Although Barbara will grieve deeply over this turn of events, looking back and trying to see how things could have been different, the mood has changed. Happiness has set in and becomes a constant in her life. The couple set about running their literary agency, assessing, editing, and writing their own books in adjoining rooms, enjoying a marriage that has endured now for some thirty-five years if my calculations are right. The agency has an early major success, when offered the manuscript for Alan Duff’s novel Once were Warriors. The book, about life on the outside of a violent Maori family, sold in vast quantities and Duff became an international celebrity, improving the fortunes of all concerned. As Barbara saw it, New Zealand literature was changed. Certainly, the book had a huge impact both locally and globally. There may have been some unintended consequences. At a conference in Singapore, an excited local ex-pat told me that her book group had read Once were Warriors and its members were raising money for clothes for “all the poor little children in New Zealand”. They had nearly filled a container (I have no idea whether it was ever despatched). Barbara’s successes mount steadily, as more novels and plays appear, she edits sought after anthologies and becomes a successful writer for children as well. Soon she too is appearing at festivals and touring the world.

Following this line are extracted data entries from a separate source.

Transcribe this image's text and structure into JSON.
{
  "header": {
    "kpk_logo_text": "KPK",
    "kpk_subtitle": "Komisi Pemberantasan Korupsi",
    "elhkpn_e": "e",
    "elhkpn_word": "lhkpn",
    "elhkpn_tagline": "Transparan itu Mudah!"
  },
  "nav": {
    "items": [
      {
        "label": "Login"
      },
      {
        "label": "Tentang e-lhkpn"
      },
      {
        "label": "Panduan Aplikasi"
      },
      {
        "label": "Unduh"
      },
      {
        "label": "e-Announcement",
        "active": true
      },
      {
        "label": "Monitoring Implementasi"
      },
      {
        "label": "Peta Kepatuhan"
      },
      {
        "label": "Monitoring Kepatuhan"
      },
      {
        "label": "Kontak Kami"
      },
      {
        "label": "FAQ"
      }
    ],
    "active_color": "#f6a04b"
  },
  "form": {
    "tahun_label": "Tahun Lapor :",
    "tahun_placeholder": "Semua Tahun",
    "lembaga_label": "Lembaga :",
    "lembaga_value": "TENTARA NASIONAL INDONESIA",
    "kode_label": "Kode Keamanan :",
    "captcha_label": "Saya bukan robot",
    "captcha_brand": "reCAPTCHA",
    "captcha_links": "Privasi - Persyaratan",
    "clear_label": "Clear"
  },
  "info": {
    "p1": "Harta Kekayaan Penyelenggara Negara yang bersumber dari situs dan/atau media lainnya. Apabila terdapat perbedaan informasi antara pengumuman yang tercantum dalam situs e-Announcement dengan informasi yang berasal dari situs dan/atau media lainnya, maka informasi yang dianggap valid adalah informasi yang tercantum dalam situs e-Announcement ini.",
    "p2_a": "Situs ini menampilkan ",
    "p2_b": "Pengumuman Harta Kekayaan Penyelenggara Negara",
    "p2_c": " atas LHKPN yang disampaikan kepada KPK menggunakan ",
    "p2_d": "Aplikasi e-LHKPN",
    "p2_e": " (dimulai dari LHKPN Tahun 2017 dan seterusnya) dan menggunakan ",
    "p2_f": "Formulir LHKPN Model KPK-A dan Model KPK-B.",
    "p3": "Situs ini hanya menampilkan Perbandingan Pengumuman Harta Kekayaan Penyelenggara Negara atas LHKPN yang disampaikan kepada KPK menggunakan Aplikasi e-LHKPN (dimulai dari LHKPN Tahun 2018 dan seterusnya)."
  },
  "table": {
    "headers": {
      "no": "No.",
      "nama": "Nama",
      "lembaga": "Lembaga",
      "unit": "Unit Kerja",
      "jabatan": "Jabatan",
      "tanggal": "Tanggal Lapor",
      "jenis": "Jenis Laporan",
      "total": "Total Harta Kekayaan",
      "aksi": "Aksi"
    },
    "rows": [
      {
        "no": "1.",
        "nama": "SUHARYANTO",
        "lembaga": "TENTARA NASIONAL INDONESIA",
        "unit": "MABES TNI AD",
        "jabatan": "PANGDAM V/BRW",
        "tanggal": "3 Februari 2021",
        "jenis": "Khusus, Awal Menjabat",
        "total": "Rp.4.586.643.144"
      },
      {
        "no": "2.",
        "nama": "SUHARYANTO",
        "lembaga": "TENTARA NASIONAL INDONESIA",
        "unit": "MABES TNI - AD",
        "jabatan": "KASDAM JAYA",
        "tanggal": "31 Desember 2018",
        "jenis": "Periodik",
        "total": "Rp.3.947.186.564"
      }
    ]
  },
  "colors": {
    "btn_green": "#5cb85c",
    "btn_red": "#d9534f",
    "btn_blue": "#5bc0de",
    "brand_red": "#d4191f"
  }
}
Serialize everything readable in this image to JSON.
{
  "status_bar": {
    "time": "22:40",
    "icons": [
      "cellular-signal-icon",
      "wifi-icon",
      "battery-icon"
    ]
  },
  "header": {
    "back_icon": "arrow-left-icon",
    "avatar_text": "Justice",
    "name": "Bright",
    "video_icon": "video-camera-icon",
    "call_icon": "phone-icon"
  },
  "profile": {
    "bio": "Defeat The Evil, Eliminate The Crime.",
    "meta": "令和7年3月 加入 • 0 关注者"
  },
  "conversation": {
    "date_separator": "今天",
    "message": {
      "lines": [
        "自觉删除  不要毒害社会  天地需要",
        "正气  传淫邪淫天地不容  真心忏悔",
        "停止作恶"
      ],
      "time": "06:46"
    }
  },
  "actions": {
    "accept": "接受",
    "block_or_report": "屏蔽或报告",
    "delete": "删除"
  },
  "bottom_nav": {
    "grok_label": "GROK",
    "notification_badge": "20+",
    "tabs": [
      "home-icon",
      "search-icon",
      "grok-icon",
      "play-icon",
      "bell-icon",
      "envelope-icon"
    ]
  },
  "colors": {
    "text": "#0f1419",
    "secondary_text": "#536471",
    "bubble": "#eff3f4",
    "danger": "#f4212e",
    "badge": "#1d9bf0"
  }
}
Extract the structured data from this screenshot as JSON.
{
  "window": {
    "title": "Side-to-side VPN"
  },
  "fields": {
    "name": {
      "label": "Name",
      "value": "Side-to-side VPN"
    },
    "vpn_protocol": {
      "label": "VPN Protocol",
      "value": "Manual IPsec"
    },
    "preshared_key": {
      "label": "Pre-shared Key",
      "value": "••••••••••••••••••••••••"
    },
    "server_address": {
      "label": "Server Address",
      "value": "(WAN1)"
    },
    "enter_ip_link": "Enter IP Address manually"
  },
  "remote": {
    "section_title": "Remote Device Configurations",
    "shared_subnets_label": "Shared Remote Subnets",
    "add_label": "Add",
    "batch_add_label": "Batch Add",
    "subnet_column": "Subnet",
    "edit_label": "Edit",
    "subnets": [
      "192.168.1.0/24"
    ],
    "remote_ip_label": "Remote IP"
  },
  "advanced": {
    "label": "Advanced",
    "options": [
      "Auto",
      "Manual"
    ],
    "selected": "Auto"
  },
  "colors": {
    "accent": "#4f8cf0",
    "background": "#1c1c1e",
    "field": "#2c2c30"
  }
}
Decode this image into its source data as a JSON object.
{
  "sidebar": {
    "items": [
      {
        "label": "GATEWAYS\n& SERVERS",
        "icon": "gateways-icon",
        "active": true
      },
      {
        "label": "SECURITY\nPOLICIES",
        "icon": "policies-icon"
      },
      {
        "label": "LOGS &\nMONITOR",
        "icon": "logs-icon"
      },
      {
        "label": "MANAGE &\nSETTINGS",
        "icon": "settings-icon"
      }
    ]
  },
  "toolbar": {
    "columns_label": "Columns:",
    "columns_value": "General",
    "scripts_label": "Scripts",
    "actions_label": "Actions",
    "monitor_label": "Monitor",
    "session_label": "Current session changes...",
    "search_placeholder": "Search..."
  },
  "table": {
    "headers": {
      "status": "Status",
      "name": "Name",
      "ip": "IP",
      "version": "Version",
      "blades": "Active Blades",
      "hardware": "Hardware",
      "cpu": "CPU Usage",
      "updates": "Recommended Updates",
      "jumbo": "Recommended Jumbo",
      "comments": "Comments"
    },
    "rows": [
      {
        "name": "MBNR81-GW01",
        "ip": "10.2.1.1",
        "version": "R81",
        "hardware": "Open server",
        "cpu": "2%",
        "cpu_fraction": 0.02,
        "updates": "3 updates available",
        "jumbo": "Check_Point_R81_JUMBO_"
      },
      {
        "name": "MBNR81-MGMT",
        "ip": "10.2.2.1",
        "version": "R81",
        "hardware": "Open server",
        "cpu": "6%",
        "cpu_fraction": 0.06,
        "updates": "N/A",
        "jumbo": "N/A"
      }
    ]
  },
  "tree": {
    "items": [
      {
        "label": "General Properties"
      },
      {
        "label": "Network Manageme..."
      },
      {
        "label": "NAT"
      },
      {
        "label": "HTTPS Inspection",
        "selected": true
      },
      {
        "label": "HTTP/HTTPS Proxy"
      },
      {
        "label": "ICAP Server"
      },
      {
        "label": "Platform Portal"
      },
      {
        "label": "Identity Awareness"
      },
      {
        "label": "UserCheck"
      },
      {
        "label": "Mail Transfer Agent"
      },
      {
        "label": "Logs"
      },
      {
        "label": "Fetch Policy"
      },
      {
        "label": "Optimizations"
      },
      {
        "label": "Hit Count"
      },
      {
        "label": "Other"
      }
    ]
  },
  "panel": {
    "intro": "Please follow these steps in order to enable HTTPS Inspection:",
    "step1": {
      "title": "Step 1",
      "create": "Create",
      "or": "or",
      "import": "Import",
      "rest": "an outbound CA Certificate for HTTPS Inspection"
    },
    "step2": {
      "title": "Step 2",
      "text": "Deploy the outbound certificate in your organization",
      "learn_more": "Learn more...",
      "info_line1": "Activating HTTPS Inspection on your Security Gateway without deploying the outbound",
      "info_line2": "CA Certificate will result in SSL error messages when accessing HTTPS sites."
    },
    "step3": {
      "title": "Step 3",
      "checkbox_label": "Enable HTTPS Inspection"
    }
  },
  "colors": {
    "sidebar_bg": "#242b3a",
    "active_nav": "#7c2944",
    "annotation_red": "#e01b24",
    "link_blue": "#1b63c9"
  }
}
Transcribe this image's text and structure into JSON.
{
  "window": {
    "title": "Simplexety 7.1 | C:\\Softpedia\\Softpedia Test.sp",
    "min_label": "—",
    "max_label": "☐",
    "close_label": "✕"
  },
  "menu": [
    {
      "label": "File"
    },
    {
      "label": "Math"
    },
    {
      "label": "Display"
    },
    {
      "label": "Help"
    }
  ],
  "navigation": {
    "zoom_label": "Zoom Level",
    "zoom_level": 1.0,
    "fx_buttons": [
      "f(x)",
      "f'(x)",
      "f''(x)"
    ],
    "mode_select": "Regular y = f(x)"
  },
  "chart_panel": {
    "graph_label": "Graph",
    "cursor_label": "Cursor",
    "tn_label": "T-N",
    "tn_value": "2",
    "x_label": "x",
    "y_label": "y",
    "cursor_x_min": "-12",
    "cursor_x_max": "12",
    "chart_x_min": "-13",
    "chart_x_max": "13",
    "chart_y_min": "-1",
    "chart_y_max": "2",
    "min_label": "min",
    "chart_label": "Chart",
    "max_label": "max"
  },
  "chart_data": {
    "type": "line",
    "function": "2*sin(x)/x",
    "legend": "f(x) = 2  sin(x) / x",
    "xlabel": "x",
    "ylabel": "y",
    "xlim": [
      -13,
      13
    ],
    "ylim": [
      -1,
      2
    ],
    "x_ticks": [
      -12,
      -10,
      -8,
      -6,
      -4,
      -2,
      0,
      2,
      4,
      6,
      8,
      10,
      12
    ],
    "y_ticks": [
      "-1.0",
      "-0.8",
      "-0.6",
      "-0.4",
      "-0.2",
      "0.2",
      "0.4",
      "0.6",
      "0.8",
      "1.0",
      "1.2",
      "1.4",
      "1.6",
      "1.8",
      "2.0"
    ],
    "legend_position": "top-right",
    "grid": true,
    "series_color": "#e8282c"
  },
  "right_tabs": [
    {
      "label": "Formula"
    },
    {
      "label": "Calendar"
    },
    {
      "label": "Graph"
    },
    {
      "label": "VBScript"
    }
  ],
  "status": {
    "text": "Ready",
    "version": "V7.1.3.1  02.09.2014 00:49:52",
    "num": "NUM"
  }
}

The memoir was already started when the writer, by then in her seventies, discovers that she has a bowel cancer too advanced for a cure and almost certainly terminal. Its an incentive to open up her life story and explore the past in a deeper and more meaningful way. As she contemplates another desperate round of chemotherapy, she writes: “My emotions are already raw from the months of surgery and dread of the treatment ahead. Memories might rock up like waves sent by a speedboat. Among the bright travelogues and cheery round ups of Jim’s work and the girls’ schooling do I want to discover signs of cracks that had begun to appear in the marriage? On the other hand, that’s what the memoir is about, isn’t it? To find out when, why, how I ended up as I am?”
So there it is, her reason for writing a memoir.
When it seems all hope is lost, she is admitted to a small and restricted trial for Nivolumab, a new drug, and there is a miracle recovery. Before long she is walking, recovering her appetite, and returning to some sense of normality. It’s a riveting aspect to the story, threaded throughout the book and told with grace and a certain quiet restraint, characteristics that seem to define Else herself. She emerges as a resourceful and courageous woman with a beguiling sense of humour that helps her through the truly dark times. Mind you, she is not a woman to be crossed, she has kept her little list and a few scores are settled. The names might not appear but I suspect one of two of the ‘culprits’ may see themselves. Taking too much speaking time from fellow writers’ on panels could be the ultimate sin. She claims to laugh at these failings in others, but I’m not so sure.
There is a codicil to these comments. When I accepted Laughing at the Dark for review it should have occurred to me that my name might occur between its pages, but it didn’t. The question of reviewing each others’ work is a constant dilemma in a small community of writers. Ours is a close literary world in this country, with many of us knowing each other. These references are honorable and glancing, referring as they do to long ago events, not enough I decided to disqualify me from commenting on a book I’ve greatly enjoyed.
What is there not to like? Well, not much. My eyes did glaze over once or twice at the minutiae of paper jams and where to put the printer cables in the agency’s office. Contentment isn’t freighted with the same high drama as its opposite, and tension can slide away in the face of happiness. But still, what does one wish for one’s characters but a happy ending? Else provides her own in a rich account of a contemporary life.
Laughing at the Dark by Barbara Else (Penguin, $40) is available in bookstores nationwide.